In a case involving injuries caused to a pedestrian as the result of contact with an automobile, it is logically inconsistent to find that the established negligence of the person at the wheel of the automobile in question had no causal relationship with respect to the plaintiffs injuries, while the established negligence of a third person, who directed the driver to move the vehicle, did have such a causal relationship.
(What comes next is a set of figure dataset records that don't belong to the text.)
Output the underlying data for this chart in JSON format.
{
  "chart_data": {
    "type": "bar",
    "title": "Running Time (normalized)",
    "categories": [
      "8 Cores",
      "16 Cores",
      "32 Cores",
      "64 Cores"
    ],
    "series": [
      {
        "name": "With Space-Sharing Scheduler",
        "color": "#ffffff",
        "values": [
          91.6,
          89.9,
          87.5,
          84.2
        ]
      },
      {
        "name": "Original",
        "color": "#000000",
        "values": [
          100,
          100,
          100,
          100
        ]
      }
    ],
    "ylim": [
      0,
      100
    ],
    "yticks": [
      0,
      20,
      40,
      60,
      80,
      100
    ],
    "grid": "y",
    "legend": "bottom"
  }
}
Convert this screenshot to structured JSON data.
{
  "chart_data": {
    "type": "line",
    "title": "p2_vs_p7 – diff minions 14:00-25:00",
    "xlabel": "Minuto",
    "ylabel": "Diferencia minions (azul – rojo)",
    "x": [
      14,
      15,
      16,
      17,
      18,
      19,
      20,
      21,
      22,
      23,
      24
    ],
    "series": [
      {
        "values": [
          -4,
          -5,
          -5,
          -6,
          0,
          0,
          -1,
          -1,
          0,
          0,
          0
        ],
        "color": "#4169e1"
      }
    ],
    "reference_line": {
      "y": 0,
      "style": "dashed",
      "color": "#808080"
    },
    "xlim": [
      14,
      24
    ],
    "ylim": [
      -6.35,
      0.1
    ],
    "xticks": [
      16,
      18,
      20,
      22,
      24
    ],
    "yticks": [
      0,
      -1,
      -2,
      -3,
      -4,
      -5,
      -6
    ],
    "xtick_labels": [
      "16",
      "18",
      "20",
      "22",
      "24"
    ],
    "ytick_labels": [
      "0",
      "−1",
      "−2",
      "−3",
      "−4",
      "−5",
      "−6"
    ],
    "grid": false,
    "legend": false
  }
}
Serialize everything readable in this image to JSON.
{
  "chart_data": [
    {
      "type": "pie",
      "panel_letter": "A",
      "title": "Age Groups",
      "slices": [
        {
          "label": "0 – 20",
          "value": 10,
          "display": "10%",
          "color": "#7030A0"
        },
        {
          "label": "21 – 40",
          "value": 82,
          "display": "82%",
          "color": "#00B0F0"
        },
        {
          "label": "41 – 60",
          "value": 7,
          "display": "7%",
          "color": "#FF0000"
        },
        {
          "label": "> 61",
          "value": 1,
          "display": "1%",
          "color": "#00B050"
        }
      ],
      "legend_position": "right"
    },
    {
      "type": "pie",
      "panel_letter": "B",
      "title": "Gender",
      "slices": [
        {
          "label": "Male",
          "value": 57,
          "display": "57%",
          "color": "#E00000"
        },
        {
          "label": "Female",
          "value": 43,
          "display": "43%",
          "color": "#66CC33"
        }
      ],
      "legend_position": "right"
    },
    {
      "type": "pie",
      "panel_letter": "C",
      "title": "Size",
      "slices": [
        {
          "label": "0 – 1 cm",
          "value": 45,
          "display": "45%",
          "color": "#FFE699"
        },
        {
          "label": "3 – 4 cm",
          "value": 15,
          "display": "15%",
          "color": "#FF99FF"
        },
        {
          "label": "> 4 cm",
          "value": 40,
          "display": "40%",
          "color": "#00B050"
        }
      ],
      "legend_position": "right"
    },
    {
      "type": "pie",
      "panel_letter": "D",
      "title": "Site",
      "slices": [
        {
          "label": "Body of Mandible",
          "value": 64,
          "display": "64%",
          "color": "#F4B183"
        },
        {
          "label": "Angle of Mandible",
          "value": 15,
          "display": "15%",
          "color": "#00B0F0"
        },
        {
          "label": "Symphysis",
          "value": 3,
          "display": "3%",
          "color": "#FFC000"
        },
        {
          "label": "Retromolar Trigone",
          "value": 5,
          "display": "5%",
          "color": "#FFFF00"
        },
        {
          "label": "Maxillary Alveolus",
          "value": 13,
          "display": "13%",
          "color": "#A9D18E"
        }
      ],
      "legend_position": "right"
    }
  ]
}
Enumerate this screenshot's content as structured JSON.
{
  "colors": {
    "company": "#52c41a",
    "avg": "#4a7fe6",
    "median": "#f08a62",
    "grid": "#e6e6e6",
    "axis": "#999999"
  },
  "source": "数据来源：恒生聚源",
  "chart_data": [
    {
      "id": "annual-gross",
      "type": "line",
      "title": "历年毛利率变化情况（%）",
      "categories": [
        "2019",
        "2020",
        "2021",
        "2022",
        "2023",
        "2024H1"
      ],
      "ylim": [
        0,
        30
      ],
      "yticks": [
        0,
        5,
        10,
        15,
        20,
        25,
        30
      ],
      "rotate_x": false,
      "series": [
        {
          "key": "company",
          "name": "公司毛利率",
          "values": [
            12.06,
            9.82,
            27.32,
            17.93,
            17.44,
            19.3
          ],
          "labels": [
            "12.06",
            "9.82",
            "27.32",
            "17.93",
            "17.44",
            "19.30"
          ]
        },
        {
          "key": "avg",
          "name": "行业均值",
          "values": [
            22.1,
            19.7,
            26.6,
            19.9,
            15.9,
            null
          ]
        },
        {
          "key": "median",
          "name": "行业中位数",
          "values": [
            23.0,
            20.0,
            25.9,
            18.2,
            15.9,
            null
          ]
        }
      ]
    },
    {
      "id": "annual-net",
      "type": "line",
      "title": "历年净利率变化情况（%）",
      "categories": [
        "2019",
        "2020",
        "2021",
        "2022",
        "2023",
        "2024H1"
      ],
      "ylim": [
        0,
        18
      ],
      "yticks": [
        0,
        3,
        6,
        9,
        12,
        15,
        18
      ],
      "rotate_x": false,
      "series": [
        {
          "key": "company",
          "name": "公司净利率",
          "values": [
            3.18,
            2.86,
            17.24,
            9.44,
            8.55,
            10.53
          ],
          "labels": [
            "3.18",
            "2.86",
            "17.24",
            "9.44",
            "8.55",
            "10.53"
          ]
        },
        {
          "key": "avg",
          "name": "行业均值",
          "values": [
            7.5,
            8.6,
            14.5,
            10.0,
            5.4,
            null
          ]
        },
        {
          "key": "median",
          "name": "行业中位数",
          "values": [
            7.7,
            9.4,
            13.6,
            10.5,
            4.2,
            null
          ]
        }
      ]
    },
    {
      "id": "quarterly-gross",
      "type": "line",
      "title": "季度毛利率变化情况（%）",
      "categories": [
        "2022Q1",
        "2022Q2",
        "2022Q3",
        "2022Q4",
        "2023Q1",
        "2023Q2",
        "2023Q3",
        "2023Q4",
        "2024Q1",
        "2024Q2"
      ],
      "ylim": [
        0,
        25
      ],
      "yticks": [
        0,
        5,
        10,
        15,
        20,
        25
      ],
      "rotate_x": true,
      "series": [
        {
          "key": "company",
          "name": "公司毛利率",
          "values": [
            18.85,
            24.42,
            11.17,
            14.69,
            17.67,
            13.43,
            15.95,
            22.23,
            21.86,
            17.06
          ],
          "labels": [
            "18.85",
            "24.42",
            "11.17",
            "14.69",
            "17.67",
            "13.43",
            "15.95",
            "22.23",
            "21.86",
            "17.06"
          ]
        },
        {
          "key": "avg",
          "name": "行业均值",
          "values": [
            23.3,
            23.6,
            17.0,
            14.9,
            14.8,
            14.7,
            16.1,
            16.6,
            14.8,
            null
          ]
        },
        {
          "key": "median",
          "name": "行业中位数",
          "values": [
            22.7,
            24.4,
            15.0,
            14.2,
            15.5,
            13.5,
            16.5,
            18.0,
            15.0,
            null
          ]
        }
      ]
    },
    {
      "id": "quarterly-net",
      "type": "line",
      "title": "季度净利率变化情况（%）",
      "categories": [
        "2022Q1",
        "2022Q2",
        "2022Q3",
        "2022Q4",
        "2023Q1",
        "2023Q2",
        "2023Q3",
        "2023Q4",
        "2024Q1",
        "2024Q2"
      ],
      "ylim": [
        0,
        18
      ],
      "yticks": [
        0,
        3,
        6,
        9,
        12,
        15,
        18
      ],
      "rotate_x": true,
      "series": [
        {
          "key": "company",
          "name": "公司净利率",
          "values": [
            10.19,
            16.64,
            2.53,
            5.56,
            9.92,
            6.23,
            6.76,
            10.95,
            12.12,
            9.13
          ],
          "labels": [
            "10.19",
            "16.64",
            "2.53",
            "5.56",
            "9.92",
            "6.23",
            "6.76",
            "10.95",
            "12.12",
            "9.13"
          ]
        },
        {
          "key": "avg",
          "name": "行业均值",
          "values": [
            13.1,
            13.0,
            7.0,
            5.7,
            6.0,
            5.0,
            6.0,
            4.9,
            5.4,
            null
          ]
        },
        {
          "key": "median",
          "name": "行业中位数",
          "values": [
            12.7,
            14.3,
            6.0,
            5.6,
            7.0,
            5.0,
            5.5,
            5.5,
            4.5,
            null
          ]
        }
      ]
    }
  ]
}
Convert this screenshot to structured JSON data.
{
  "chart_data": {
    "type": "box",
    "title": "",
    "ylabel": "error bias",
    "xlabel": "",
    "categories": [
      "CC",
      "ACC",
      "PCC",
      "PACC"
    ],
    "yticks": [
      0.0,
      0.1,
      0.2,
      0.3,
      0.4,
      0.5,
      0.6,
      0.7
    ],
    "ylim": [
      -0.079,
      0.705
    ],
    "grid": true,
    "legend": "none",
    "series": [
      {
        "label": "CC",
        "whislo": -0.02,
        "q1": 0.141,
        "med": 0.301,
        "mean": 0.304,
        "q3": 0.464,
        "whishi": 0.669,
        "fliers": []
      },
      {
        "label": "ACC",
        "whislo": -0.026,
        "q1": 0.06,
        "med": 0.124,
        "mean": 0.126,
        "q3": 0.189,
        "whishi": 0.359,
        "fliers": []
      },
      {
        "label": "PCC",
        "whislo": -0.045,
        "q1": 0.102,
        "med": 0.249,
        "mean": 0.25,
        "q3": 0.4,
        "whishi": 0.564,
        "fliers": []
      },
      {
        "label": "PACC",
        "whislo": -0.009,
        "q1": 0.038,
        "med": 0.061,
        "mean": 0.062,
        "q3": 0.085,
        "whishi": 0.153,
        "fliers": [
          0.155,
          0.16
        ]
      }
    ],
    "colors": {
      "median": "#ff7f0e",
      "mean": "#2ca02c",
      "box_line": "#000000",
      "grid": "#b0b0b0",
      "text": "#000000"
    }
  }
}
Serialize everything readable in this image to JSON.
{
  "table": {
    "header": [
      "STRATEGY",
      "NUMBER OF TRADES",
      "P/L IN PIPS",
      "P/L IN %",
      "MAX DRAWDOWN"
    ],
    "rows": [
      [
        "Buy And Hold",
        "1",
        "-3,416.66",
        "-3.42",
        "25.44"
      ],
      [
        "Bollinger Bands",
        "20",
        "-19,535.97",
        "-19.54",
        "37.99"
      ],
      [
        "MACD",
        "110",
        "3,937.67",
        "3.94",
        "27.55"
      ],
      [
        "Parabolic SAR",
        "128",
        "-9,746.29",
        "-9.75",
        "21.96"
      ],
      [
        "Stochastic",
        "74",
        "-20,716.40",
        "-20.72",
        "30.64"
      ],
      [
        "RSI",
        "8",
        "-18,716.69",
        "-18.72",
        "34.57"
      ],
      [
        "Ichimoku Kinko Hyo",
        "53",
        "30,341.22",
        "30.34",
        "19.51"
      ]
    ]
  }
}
While the attribution of negligence to both of these parties may be reasonable, we see no valid basis upon which the jury could have concluded that the negligence of the officer, but not the negligence of the driver, was a substantial factor in causing the accident. Indeed, regardless of the fact that the decedent may have moved her car in response to the officer’s commands, she remained the sole operator of the vehicle which struck Kovit. This was not a situation where an intervening action occurred so as to render the decedent’s operation of her vehicle a less significant cause of Kovit’s injuries (see generally, Derdiarian v Felix Constr. Corp., 51 NY2d 308; Root v Feldman, 185 AD2d 409). The police officer directed the decedent to move her car, she did so negligently, and Kovit was thereby injured. Under these circumstances, the issues of negligence and proximate cause are so inextricably interwoven as to make it logically impossible to find negligence without also finding proximate cause (see, Pimpinella v McSwegan, 213 AD2d 232; Petioni v Grisi, 155 AD2d 366; see also, Hernandez v Baron, 248 AD2d 440; Schaefer v Guddemi, 182 AD2d 808).
Accordingly, based upon all of the facts and circumstances revealed in the record of trial, we conclude that the jury’s verdict on the issue of liability is against the weight of the evidence (see generally, Nicastro v Park, 113 AD2d 129).
The remaining issues raised on appeal are academic in light of the foregoing determination. Bracken, J. P., Santucci and Florio, JJ., concur.